Exercises B (advanced)
- E3: Set the second argument of
run.x as 0 (Thus, the if statements in mykernel.cpp are always false). Then, check the elapsed time.
- E4: Test the case of
cpp_mix-trad, in which the main part is compiled with Clang mode but a part of mykernel.cpp (renamed by optkernel.cpp) with Trad mode.
Note
- We summarize the main compiler options of each Makefile.
Makefile.clang #Clang mode. Auto-vectorization with scalable vector length and interleaving are allowed.
Makefile.clang.512 #Clang mode. Auto-vectorization with 512-bit is allowed.
Makefile.clang.novec #Clang mode, without vectorization.
Makefile.trad.nosimd #Trad mode, without vectorization.
Makefile.trad.simd #Trad mode. Auto-vectorization with -Ksimd=auto is allowed.
Makefile.trad.simd2 #Trad mode.

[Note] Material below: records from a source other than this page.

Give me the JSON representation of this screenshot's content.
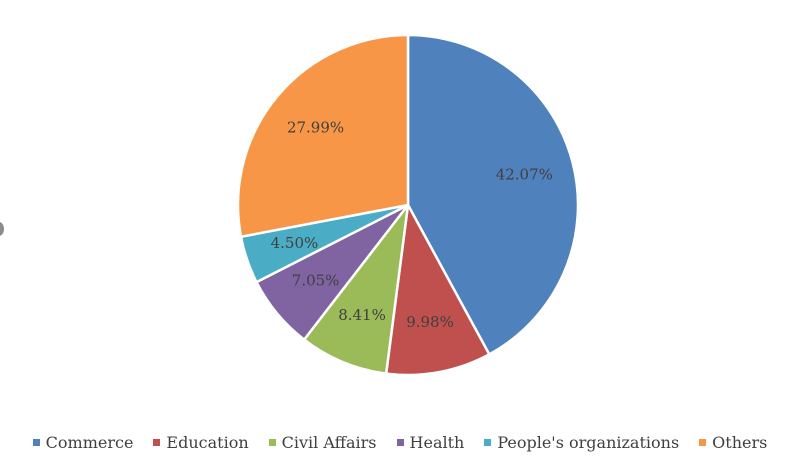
{
  "chart_data": {
    "type": "pie",
    "title": "",
    "categories": [
      "Commerce",
      "Education",
      "Civil Affairs",
      "Health",
      "People's organizations",
      "Others"
    ],
    "values": [
      42.07,
      9.98,
      8.41,
      7.05,
      4.5,
      27.99
    ],
    "data_labels": [
      "42.07%",
      "9.98%",
      "8.41%",
      "7.05%",
      "4.50%",
      "27.99%"
    ],
    "colors": [
      "#4F81BD",
      "#C0504D",
      "#9BBB59",
      "#8064A2",
      "#4BACC6",
      "#F79646"
    ],
    "legend": "bottom",
    "start_angle": "12 o'clock, clockwise"
  }
}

Auto-vectorization with -Ksimd=2 is allowed.
Fortran
1. Run a script of creating working space
- edit
task.sh (modify --gname option).
- See
objst in create_project.sh.
- It indicates a list of the settings of compile options.
- Running
create_project.sh, the executable file (run.x) is generated in Obj_*** directory.
- This directory is also automatically generated.

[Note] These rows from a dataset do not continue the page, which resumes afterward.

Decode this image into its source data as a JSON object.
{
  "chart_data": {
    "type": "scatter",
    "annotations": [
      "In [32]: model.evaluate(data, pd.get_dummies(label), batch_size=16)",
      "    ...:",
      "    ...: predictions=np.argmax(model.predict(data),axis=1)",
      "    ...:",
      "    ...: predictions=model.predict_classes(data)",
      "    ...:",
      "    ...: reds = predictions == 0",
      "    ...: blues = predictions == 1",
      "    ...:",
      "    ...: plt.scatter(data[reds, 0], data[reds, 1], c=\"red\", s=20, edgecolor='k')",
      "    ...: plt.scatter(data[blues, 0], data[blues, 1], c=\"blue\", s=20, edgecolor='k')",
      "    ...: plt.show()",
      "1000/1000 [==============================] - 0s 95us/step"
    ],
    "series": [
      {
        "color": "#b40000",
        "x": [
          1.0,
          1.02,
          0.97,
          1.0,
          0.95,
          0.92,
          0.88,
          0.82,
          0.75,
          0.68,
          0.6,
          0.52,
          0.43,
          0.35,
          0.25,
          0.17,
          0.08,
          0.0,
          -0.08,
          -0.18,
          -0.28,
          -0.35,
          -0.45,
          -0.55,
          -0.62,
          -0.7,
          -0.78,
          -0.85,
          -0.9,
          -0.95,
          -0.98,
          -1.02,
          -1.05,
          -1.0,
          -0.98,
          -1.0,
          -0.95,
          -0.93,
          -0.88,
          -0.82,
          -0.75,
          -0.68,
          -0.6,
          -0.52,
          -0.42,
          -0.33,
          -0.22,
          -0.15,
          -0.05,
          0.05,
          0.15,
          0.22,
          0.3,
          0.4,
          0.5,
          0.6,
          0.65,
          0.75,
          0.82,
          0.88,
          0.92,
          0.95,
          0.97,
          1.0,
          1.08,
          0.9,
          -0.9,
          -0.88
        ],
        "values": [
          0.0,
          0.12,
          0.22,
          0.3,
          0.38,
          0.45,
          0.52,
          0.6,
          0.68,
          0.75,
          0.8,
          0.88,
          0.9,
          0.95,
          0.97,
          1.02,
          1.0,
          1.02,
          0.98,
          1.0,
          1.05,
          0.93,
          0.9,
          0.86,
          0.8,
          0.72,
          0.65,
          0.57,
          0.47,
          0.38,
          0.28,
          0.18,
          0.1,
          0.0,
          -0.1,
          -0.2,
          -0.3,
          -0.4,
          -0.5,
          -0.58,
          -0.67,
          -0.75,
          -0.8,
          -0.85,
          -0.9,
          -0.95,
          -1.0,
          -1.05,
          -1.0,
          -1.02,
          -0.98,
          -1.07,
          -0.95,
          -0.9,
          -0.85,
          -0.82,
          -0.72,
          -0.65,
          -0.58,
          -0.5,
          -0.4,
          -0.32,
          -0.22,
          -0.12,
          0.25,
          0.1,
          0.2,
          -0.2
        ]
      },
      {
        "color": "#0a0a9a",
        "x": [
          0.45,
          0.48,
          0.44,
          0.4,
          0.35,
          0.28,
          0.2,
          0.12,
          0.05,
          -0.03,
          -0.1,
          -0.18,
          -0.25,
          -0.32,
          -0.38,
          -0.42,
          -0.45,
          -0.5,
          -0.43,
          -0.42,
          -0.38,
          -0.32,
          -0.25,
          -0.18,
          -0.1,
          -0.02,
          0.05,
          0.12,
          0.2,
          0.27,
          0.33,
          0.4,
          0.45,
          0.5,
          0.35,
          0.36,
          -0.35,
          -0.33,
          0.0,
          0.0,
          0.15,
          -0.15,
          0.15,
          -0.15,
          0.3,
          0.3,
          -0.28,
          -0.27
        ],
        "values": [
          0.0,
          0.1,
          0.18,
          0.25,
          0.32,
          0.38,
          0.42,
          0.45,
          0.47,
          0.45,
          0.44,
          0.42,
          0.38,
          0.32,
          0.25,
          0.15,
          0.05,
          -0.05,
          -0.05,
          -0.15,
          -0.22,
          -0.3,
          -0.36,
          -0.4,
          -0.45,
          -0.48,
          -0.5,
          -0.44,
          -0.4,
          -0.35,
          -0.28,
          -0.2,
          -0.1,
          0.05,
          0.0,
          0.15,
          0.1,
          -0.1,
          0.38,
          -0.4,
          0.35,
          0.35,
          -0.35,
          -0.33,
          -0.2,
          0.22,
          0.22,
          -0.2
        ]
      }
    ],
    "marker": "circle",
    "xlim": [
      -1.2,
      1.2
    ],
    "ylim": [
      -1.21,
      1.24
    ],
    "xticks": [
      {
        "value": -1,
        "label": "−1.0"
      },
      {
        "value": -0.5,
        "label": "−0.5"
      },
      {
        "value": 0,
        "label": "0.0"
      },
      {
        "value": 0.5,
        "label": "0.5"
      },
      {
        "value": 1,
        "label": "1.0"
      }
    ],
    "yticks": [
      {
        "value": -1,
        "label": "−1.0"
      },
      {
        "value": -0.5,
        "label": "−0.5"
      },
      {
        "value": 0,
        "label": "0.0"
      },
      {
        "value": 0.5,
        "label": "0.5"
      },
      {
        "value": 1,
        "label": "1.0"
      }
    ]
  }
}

- When you desire to use the own compiler, set
MAKE_DIR variable in create_project.sh from config to config.own.
- Example:
$ cd fortran
$ bash create_project.sh
$ ls
Obj_nosimd Obj_simd Obj_simd2
2. Run program
- A job script to execute the program is located in
Obj_***/results.
- You can run the program either:
## To run as a batch job
$ cd Obj_simd/results
$ pjsub task.sh
## Or, to run in an interactive job
$ cd Obj_simd/results
$ bash task.sh
- Each of the samples in the Exercises will be completed within 1 minutes.
- For safety, we set the upper limit of job elapsed time as 3 minutes.
Exercises A
- E1: Check the compiler reports (
*.lst) about Makefile.simd and Makefile.simd2. Are the loops of the kernels (calc1, calc2, and calc2_mod) successfully vectorized?

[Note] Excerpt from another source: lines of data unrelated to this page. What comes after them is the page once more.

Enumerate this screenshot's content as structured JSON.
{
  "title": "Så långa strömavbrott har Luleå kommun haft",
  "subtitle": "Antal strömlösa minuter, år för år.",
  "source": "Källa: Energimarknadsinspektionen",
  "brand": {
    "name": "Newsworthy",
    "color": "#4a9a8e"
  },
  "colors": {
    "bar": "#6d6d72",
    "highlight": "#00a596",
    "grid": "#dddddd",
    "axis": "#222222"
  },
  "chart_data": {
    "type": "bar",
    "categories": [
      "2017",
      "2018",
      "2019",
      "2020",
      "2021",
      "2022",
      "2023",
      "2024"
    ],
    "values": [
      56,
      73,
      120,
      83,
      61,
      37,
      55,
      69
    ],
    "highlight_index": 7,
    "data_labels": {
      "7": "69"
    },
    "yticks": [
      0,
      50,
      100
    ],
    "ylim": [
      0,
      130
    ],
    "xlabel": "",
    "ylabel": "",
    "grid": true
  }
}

- E2: Compare the performance (Elapsed time) in
Obj_nosimd to that in Obj_simd or Obj_simd2, to consider whether vectorization is effective even in the presence of if statements inside a loop.
Exercises B (advanced)
- E3: Set the second argument of
run.x as 0 (Thus, the if statements in mykernel.cpp are always false). Then, check the elapsed time.
Note
- We summarize the main compiler options of each Makefile.
Makefile.nosimd #Auto-vectorization is not allowed.
Makefile.simd #Auto-vectorization with -Ksimd=auto is allowed.
Makefile.simd2 #Auto-vectorization with -Ksimd=2 is allowed.